El seco labio que el pudor no frena
del lienzo muerde el tempestuoso oleaje,
y rasgando el incómodo ropaje
besa y comprime la tostada arena.

Ebria de amor, frenética de vino,
en torno extiende la febril mirada,
mal tendida en las piedras del camino.

Y al contemplarse sola, despechada
se oprime el pecho, con rumor suspira,
cierra los ojos, y gozando expira”

Luaces concibió la poesía como un acto volitivo por el cual se creaban filigranas líricas, un afán estético consciente del autor, y esta actitud estuvo sin dudas emparentada con el movimiento parnasiano que se desarrollaría años después, y marcaría toda su producción literaria, sobre todo aquella en que se atuvo a las formas más clásicas y pulimentadas.

Desde el punto de vista ideológico, el credo separatista es inteligible en numerosas piezas, no solo con metáforas de contenido antiespañol, sino también por las figuras históricas a que rindió tributo y el propio nativismo que reivindica una identidad contrapuesta a la cultura hispana importada.

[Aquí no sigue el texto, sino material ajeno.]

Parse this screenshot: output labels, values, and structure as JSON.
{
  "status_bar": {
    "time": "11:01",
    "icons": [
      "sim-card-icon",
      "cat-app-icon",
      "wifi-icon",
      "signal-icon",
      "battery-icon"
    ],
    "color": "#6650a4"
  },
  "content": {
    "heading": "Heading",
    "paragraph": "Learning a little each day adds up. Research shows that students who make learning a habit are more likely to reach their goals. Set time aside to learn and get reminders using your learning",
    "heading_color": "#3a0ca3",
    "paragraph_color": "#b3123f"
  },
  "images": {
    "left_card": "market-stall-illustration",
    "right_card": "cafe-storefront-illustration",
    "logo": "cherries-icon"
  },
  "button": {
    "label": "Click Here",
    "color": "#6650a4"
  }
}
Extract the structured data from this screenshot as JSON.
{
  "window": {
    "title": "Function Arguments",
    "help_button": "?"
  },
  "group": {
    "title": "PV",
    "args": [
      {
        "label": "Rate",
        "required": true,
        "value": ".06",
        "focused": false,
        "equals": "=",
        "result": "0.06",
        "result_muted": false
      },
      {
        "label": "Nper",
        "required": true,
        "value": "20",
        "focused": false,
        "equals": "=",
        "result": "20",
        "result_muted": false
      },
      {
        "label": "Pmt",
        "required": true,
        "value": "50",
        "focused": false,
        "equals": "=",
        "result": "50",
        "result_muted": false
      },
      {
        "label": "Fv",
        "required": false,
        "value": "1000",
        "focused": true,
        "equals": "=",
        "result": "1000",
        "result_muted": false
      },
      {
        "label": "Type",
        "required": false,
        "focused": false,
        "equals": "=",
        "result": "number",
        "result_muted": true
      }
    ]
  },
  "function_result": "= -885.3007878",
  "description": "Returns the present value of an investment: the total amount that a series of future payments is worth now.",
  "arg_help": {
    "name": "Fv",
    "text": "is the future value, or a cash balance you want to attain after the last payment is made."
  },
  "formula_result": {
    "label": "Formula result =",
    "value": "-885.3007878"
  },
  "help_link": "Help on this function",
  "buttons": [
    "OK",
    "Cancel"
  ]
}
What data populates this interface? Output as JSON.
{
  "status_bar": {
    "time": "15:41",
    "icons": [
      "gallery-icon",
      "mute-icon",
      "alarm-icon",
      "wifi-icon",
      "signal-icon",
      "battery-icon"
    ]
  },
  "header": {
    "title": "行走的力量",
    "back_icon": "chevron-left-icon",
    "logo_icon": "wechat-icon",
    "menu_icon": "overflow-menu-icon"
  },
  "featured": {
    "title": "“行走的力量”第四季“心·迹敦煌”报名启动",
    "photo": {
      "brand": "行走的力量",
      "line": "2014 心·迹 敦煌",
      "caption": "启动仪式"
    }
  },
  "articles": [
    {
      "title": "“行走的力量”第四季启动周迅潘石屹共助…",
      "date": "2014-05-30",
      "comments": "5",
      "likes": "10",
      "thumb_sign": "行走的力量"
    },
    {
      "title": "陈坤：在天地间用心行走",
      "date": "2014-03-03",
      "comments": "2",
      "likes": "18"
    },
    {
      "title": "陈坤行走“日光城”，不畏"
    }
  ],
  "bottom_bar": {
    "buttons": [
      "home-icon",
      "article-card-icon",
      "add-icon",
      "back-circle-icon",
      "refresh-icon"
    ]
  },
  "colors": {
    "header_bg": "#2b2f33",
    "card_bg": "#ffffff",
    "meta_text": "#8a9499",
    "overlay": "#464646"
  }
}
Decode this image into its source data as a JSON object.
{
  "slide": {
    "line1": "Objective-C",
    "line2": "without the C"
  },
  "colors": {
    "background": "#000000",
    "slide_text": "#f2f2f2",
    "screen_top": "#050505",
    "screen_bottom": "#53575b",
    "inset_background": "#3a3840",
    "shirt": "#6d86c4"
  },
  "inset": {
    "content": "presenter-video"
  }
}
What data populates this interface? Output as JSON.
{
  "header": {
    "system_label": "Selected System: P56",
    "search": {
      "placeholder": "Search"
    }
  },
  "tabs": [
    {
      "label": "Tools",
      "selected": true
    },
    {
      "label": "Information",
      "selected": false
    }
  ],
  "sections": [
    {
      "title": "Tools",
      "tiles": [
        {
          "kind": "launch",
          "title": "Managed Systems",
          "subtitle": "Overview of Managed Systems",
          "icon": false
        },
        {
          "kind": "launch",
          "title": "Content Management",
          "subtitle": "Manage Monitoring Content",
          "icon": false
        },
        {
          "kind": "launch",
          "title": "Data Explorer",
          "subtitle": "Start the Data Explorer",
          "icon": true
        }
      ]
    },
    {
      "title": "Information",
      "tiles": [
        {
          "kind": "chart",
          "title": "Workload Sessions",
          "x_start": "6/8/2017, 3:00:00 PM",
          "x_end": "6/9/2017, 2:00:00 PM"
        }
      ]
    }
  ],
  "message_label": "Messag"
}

Sin embargo, mantuvo de modo contumaz una postura racista que superaba incluso a la de sus coterráneos en la época. Fue un apólogo del trabajo como motor del progreso, lo cual ha motivado que algunos exégetas lo relacionen con el Socialismo, aunque esto constituye una conjetura muy poco fundada.

Sin embargo, es innegable que fue uno de los primeros poetas en asumir el arte desde un vínculo de compromiso con la sociedad y coadyuvó a la formación de la nacionalidad desde su reflejo literario.